Chapitre 9 - POV Sophitia
Elle n'était plus qu'à une demi douzaine d'enjambées devant moi. Ses magnifiques cheveux d'une teinte rougeâtre, tirant presque vers le roux, flottaient allègrement au rythme de sa course effrénée. Je ne savais pas si c'était l'ordre de la tuer ou bien sa fine silhouette élancée qui me poussait à accélérer davantage, mais plus je m'approchait de Demeteria, plus je sentais mon rythme cardiaque s'emballer. Lorsque je parvins enfin à lui agripper le bras, une doucereuse sensation d'excitation mélangée à un sentiment de triomphe m'envahit. Déséquilibrée par ma prise sur son poignet, elle trébucha sur une racine et m'entraîna dans sa chute. Mon instinct de fée prenant le dessus, nous nous retrouvâmes flottant à dix petits centimètres du sol. Ses dangereux yeux rouges, à un battement de cils des miens, me fixaient avidement. J'étais envoûtée par cette délicate lueur d'amusement qui rendait son regard si intense et unique. Pendant un instant qui me parut une éternité, j'en oubliai le but de cette course poursuite. Étrangement, elle n'avait pas l'air d'avoir peur de moi.
« Vas-y. Qu'attends-tu ? Tu m'as eue, alors tue moi. »
Ces propos confirmaient ma supposition : peu lui importait de mourir. Sortie de mon état léthargique par ces quelques mots, je m'empressai de lui lancer un sort de paralysie avant qu'elle ne réagisse. La proximité de nos corps étant devenue pesante, je relâchai mon sort d'apesanteur et laissai ma rivale s'écraser sur le sol humide de la jungle.

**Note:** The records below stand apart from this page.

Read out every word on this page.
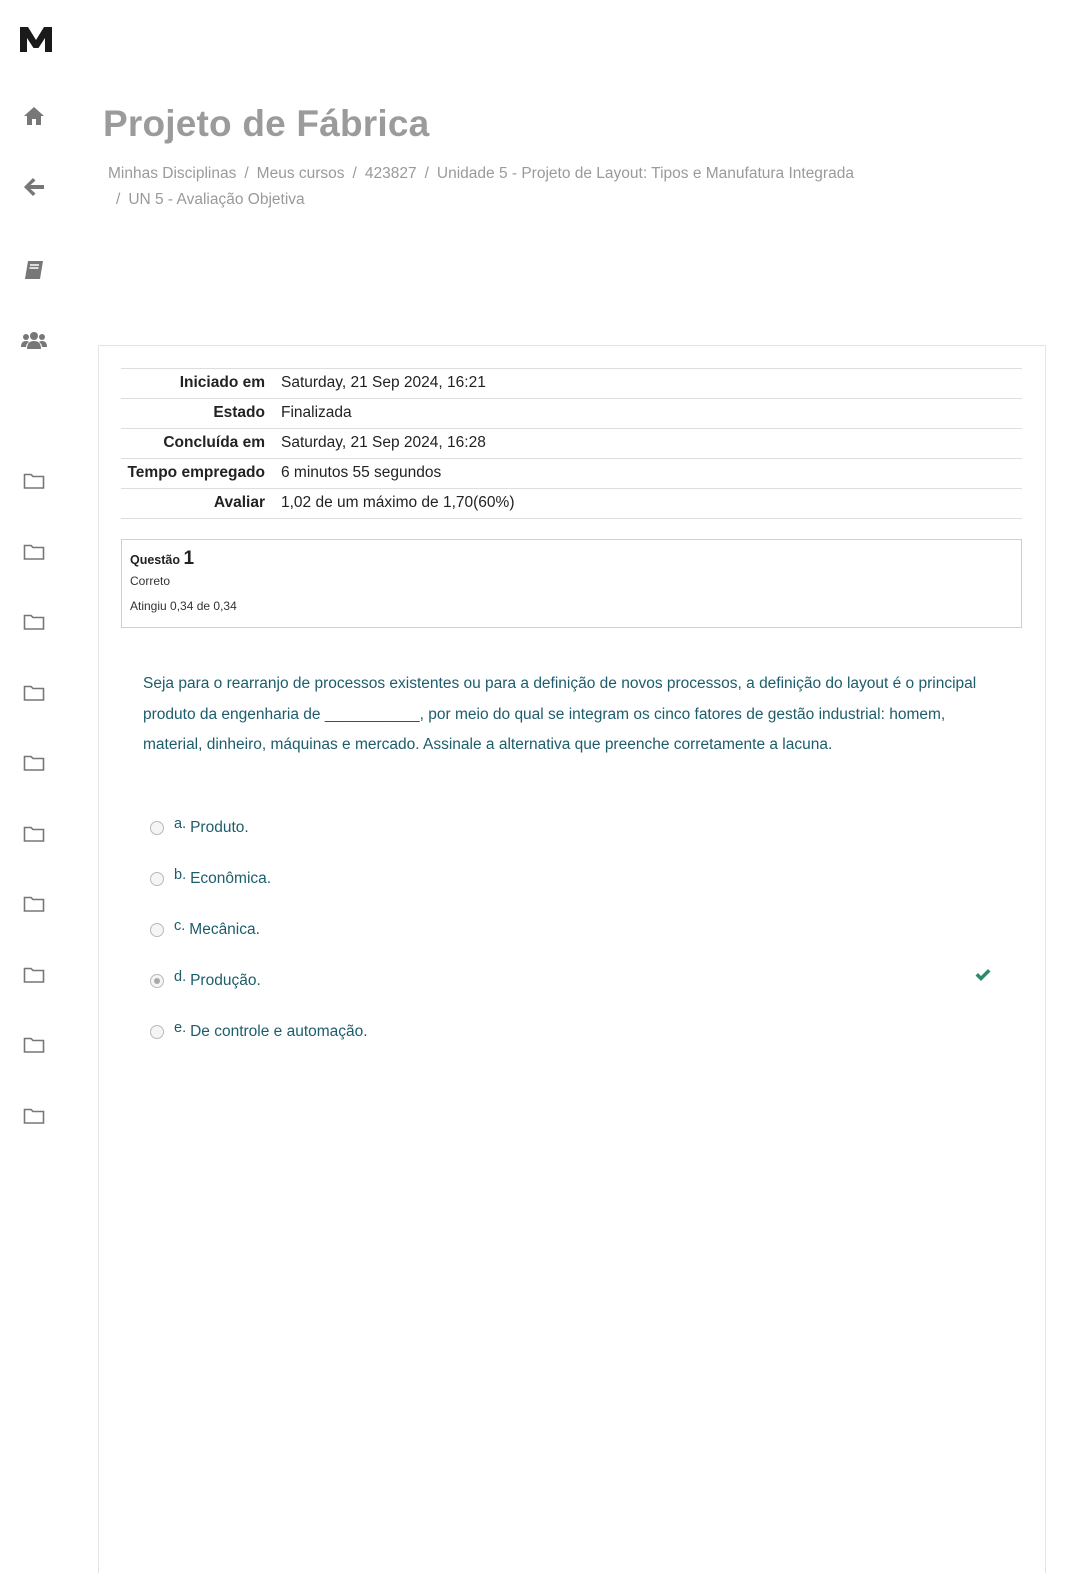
Projeto de Fábrica
Minhas Disciplinas / Meus cursos / 423827 / Unidade 5 - Projeto de Layout: Tipos e Manufatura Integrada
/ UN 5 - Avaliação Objetiva
Iniciado em	Saturday, 21 Sep 2024, 16:21
Estado	Finalizada
Concluída em	Saturday, 21 Sep 2024, 16:28
Tempo empregado	6 minutos 55 segundos
Avaliar	1,02 de um máximo de 1,70(60%)
Questão 1
Correto
Atingiu 0,34 de 0,34
Seja para o rearranjo de processos existentes ou para a definição de novos processos, a definição do layout é o principal produto da engenharia de ___________, por meio do qual se integram os cinco fatores de gestão industrial: homem, material, dinheiro, máquinas e mercado. Assinale a alternativa que preenche corretamente a lacuna.
a. Produto.
b. Econômica.
c. Mecânica.
d. Produção.
e. De controle e automação.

Retrouvant entièrement mes aptitudes physiques et ma capacité à réfléchir correctement, je me relevai et lui lançai, sarcastique :
« Crois-tu réellement que je vais me débarrasser de toi rapidement sans pouvoir me délecter de te voir souffrir ?
- Laisse moi rire, ricana-t-elle, tu n'es pas assez cruelle pour me torturer jusqu'à la mort. Lève ce poignard et enfonce-le dans mon cœur, tout sera terminé et tu pourras rentrer chez toi, couverte de gloire. De toute façon, nous savons toutes les deux que cette histoire ne peut que se finir ainsi. »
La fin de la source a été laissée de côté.